Since I switched companies and trucks, I’ve abandoned my previous thread of the same subject (except for the year model). This time, I learned from my mistakes from before and have managed to get everything connected in the right order the first time without damaging anything, and I have pretty good numbers to share. But first, I wanted to share pictures of the setup that I’m sure the old hands here will yawn at and be unimpressed by, but what the heck, I will do it anyway. I would, however, like some feedback about the flex I’m experiencing with this antenna at highway speeds. It’s a bit concerning.
Radio and mount:
I created the above mount because there is no place for the radio in this truck. Where the shop says it’s supposed to go (the sunglass holder just to the left of the mic in this picture) would require me to remove the sunglass holder, and even still, there is no means to secure the radio in that hole. Plus, it would look ugly with this giant hole there. So, I decided to create a mount for the radio using a sheet of plexiglass. I cut two pieces to size, glued them together with JB Weld Clear Epoxy, rounded off the edges with 100 grit, 320 grit, and 3000 grit sandpaper, cut the holes so the radio’s angle could be adjusted, and then applied two layers of industrial velcro (two layers were needed to give enough space for the bolt and nut holding the bracket). I think I could probably put my entire body weight (150lbs) on this thing and it wouldn’t come down…
Now, on to the antenna…
Here’s the antenna looking out from the truck while stopped:
Now, here’s the part where I’m concerned about the bend/flex in the antenna. Please forgive the quality of this video because it’s hard to do safely while driving. Notice the flex both backward and outward? I’m worried that this is going to cause something to break. When this video was taken, the wind was a very strong straight-ahead headwind (no crosswind) gusting to about 20 mph. I have the PVC pipe in place as was recommended by @rabbiporkchop (I think? or was it @Slowmover1?) when he built his rig, and while the antenna is mostly standing up while going down the road, the bend in it is very concerning for me. What do you guys think?
I’ve driven since this video was taken in less windy conditions (last night, there was hardly any wind) and it stands straight up, but the arc still worries me.
Do you think a heavy-duty spring like this one would help?
Interesting hypothesis: My father-in-law has a background in physics and aerodynamics; he hypothesizes that the PVC tube is actually catching more air and helping to cause the flex. He recommends I try removing it and take the truck for a test drive to see. (I’ve only driven with the pipe on.) I intend to do just to satisfy my curiosity as soon as I can get home and get to a ladder tall enough to remove it without having to unscrew the antenna from the mount. (I figure, the less I mess with the antenna, the better.)

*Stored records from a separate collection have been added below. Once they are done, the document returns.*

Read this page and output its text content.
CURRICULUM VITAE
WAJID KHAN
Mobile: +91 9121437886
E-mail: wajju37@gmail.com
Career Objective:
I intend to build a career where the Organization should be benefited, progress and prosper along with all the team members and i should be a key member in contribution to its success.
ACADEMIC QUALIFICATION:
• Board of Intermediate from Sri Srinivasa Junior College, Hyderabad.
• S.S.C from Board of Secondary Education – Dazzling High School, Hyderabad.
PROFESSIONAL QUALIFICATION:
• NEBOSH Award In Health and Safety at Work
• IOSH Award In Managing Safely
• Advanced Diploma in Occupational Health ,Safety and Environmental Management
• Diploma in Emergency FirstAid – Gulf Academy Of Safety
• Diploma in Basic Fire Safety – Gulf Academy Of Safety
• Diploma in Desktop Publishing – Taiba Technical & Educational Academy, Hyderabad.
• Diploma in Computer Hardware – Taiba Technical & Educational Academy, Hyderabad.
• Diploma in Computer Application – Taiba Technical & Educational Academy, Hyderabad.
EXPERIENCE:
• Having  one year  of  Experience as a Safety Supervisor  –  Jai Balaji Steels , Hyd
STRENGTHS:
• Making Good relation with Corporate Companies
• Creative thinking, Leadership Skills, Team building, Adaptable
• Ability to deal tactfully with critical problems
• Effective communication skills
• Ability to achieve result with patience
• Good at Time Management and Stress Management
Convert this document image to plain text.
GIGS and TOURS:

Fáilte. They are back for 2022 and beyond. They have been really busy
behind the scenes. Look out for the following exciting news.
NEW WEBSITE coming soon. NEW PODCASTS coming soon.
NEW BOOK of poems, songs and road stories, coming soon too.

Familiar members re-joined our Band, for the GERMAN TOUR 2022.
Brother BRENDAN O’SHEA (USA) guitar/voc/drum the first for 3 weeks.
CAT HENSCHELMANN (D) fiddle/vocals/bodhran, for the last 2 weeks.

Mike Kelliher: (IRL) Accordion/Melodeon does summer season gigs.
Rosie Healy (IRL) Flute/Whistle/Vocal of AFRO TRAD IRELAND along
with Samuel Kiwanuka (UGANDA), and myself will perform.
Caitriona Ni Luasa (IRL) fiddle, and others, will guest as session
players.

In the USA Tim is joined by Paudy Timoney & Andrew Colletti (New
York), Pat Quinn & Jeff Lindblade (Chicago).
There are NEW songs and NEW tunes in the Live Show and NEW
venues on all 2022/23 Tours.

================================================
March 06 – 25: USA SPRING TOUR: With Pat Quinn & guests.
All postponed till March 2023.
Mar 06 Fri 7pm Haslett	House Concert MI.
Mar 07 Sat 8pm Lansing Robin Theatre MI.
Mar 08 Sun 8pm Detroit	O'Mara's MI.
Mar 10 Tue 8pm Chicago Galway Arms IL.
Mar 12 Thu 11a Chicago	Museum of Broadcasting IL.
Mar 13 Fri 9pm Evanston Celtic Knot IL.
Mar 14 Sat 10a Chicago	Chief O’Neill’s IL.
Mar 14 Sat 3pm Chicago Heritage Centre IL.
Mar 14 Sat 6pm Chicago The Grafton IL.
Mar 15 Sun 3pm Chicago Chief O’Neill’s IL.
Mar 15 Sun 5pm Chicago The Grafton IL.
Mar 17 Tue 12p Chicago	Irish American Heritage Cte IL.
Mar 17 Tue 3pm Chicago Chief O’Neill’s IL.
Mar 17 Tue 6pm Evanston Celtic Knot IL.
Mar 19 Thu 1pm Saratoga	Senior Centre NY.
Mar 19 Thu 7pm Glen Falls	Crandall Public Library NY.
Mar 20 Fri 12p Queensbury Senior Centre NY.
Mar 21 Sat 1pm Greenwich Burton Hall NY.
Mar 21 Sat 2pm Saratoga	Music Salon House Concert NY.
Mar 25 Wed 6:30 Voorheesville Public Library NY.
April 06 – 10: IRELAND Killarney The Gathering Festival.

I was able to test the SWR with both the internal and an external meter and I am getting 1.1 to 1.2 on the readouts on channel 19. (I know you’re supposed to do 1 and 40, but since I never talk on those, I wanted to calibrate for 19 specifically.) I was able to reach a stationary contact approximately 5 miles away (as the crow flies) before his signal started to get scratchy and fade away. He reported the same. This is MUCH better than the 1 mile ahead to 3 miles behind I was getting with the stock antenna in my former 2020 truck. So, overall, I am very happy with these results.
I did notice a whine in the static, usually as I climbed hills. Also, when my ParkSmart/Opti-Idle air conditioner behind the bunk is running while at a truck stop, there is considerable noise in the static. I had yet to install grounding straps between the door and door frame at the time I noticed this. In my 2020, it was all carbon fiber, which means grounding straps are useless, whereas I think this 2019 truck still has a metal body. Update – I started writing this thread yesterday but I’ve been waiting on Dropbox to finish uploading my photos. While I waited, I installed 1 grounding strap (that’s all I have with me; the rest are at home) between the driver’s side door bolt and a frame bolt. It might just be a coincidence, but during last night’s drive, I no longer heard any whining noises. I am, however, still hearing a bit of extra static (though less so) when the bunk air conditioner is running at a truck stop.
So, I’m looking for suggestions on how to clean up this noise and recommendations on where else I should install grounding straps.